After the 2007 election defeat, Keenan won promotion to the front bench as Shadow Assistant Treasurer and Shadow Minister for Superannuation and Corporate Governance. His alignment with Malcolm Turnbull appeared to be reflected in his career trajectory, as he gained the shadow cabinet post of employment and workplace relations when Turnbull became leader in September 2008, only to return to the junior shadow ministry in justice and customs when Tony Abbott deposed him in December 2009. He has retained the justice portfolio since the election of the Abbott government in September 2013, and its attendant junior ministry status.




Author: William Bowe

William Bowe is a Perth-based election analyst and occasional teacher of political science.
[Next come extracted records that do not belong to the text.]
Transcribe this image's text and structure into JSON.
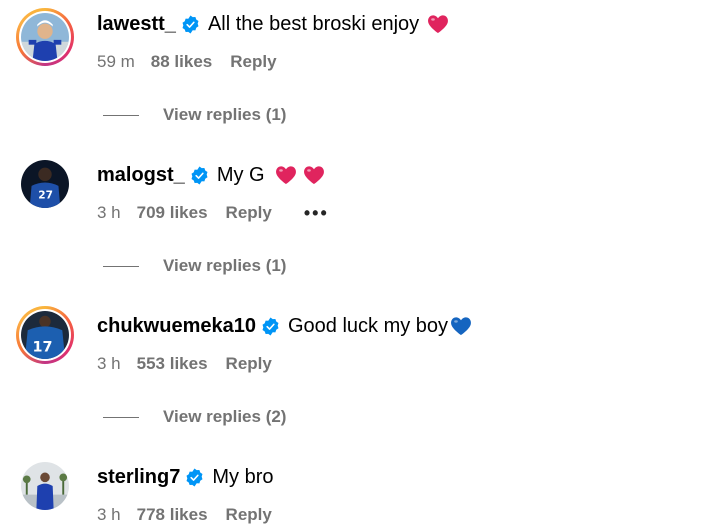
{
  "comments": [
    {
      "username": "lawestt_",
      "text": "All the best broski enjoy",
      "emoji": [
        "red-heart"
      ],
      "time": "59 m",
      "likes": "88 likes",
      "reply_label": "Reply",
      "view_replies": "View replies (1)",
      "avatar_ring": "story"
    },
    {
      "username": "malogst_",
      "text": "My G",
      "emoji": [
        "red-heart",
        "red-heart"
      ],
      "time": "3 h",
      "likes": "709 likes",
      "reply_label": "Reply",
      "more_label": "•••",
      "view_replies": "View replies (1)",
      "avatar_ring": "none"
    },
    {
      "username": "chukwuemeka10",
      "text": "Good luck my boy",
      "emoji": [
        "blue-heart"
      ],
      "time": "3 h",
      "likes": "553 likes",
      "reply_label": "Reply",
      "view_replies": "View replies (2)",
      "avatar_ring": "story"
    },
    {
      "username": "sterling7",
      "text": "My bro",
      "emoji": [],
      "time": "3 h",
      "likes": "778 likes",
      "reply_label": "Reply",
      "avatar_ring": "none"
    }
  ],
  "colors": {
    "verified_badge": "#0095f6",
    "red_heart": "#e0245e",
    "blue_heart": "#1565c0",
    "secondary_text": "#737373"
  }
}
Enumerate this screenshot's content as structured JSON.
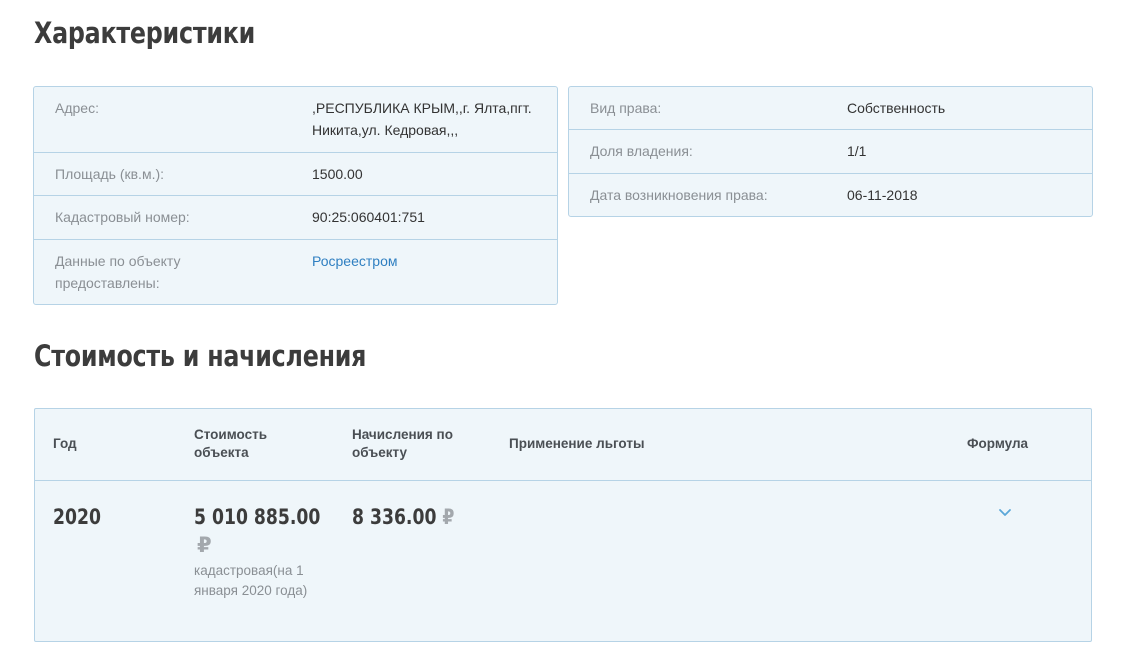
{
  "characteristics": {
    "title": "Характеристики",
    "left_rows": [
      {
        "label": "Адрес:",
        "value": ",РЕСПУБЛИКА КРЫМ,,г. Ялта,пгт. Никита,ул. Кедровая,,,"
      },
      {
        "label": "Площадь (кв.м.):",
        "value": "1500.00"
      },
      {
        "label": "Кадастровый номер:",
        "value": "90:25:060401:751"
      },
      {
        "label": "Данные по объекту предоставлены:",
        "value": "Росреестром"
      }
    ],
    "right_rows": [
      {
        "label": "Вид права:",
        "value": "Собственность"
      },
      {
        "label": "Доля владения:",
        "value": "1/1"
      },
      {
        "label": "Дата возникновения права:",
        "value": "06-11-2018"
      }
    ]
  },
  "costs": {
    "title": "Стоимость и начисления",
    "headers": {
      "year": "Год",
      "cost": "Стоимость объекта",
      "accrual": "Начисления по объекту",
      "benefit": "Применение льготы",
      "formula": "Формула"
    },
    "row": {
      "year": "2020",
      "cost": "5 010 885.00",
      "cost_note": "кадастровая(на 1 января 2020 года)",
      "accrual": "8 336.00",
      "currency": "₽"
    }
  },
  "icons": {
    "expand": "chevron-down-icon"
  },
  "colors": {
    "panel_bg": "#eff6fa",
    "panel_border": "#b6d3e6",
    "link": "#2f7fc1",
    "chevron": "#5aa7d8"
  }
}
His blog, The Poll Bludger, has existed in one form or another since 2004, and is one of the most heavily trafficked websites on Australian politics.
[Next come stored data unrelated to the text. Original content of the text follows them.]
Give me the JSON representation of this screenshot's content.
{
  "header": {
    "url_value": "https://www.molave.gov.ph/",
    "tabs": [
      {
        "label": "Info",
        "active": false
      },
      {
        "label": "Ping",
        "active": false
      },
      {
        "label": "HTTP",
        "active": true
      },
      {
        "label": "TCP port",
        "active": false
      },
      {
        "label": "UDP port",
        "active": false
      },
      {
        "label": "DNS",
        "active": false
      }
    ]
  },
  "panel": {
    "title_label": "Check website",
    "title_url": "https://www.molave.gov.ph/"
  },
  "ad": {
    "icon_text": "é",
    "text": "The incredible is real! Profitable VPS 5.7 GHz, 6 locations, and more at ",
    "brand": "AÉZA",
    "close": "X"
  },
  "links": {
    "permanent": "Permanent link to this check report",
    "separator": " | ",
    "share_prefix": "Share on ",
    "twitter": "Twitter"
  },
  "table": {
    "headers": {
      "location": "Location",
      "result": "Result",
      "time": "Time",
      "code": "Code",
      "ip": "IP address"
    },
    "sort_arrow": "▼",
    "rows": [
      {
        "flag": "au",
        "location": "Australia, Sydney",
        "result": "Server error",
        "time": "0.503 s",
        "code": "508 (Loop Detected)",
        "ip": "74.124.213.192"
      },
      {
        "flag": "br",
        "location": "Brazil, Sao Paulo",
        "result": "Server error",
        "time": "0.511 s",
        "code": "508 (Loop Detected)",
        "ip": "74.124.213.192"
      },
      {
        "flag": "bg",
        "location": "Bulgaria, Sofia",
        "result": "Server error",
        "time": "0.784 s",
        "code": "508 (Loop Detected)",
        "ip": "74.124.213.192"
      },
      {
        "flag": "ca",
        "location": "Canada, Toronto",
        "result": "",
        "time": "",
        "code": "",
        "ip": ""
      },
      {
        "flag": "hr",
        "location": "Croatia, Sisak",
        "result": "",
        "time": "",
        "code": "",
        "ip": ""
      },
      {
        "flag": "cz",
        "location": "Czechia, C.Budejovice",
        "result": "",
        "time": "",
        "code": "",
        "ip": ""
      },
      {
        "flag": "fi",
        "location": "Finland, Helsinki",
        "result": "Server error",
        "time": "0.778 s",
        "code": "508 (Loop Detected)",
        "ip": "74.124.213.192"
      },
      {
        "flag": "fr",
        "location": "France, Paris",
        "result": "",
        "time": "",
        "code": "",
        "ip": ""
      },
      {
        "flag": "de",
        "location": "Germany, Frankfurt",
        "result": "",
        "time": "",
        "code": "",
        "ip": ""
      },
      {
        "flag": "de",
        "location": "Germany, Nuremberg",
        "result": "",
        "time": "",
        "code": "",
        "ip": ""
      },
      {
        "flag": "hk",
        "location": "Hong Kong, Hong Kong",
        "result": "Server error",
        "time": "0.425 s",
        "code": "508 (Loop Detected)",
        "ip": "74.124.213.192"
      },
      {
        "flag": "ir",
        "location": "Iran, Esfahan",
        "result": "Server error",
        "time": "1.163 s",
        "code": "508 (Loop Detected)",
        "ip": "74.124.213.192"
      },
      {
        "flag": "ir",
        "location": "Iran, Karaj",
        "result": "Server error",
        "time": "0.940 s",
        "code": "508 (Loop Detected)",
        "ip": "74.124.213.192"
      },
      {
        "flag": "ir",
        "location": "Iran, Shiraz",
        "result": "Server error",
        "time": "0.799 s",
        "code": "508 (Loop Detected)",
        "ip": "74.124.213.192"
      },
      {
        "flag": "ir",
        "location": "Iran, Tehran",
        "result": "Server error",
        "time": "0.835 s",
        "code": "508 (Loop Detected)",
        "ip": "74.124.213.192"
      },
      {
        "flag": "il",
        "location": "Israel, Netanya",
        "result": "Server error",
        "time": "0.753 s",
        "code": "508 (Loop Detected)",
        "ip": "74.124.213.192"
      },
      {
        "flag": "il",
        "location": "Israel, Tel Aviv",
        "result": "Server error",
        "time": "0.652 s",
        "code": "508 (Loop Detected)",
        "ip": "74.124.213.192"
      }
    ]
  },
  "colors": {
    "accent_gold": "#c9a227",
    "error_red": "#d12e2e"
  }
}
5 comments on “Seat of the week: Stirling”

  1. This is the sort of seat the ALP would likely have gained if they had gone to a DD during the Rudd government, especially earlier in the term.

  2. If rudd had stayed on in 2010 with no challenge by Gillard, labor would have definately lost that year.

    How much they would have lost by is a question we will never know the answer to, but I reckon it would have been an utter catastrophe for labor.

  3. Question for the Poll Bludger – does any other federal seat have a higher percentage of time held by the opposition than Stirling?

  4. Interesting question, Shaun – at least if we’re talking about marginal seats. The answer either way is no – in the period of Stirling’s existence since 1955, Bendigo has been in opposition hands for 37 years out of 60, whereas for Stirling it’s only 32. However, any seat that simply stayed Labor all that time would have chalked up 35.

  5. 2

    I am not talking about an election under Rudd after the Gillard takeover not happening, I am talking earlier, probably much earlier. Probably in the earlier part of the second half of 2008, probably while Nelson was still leader.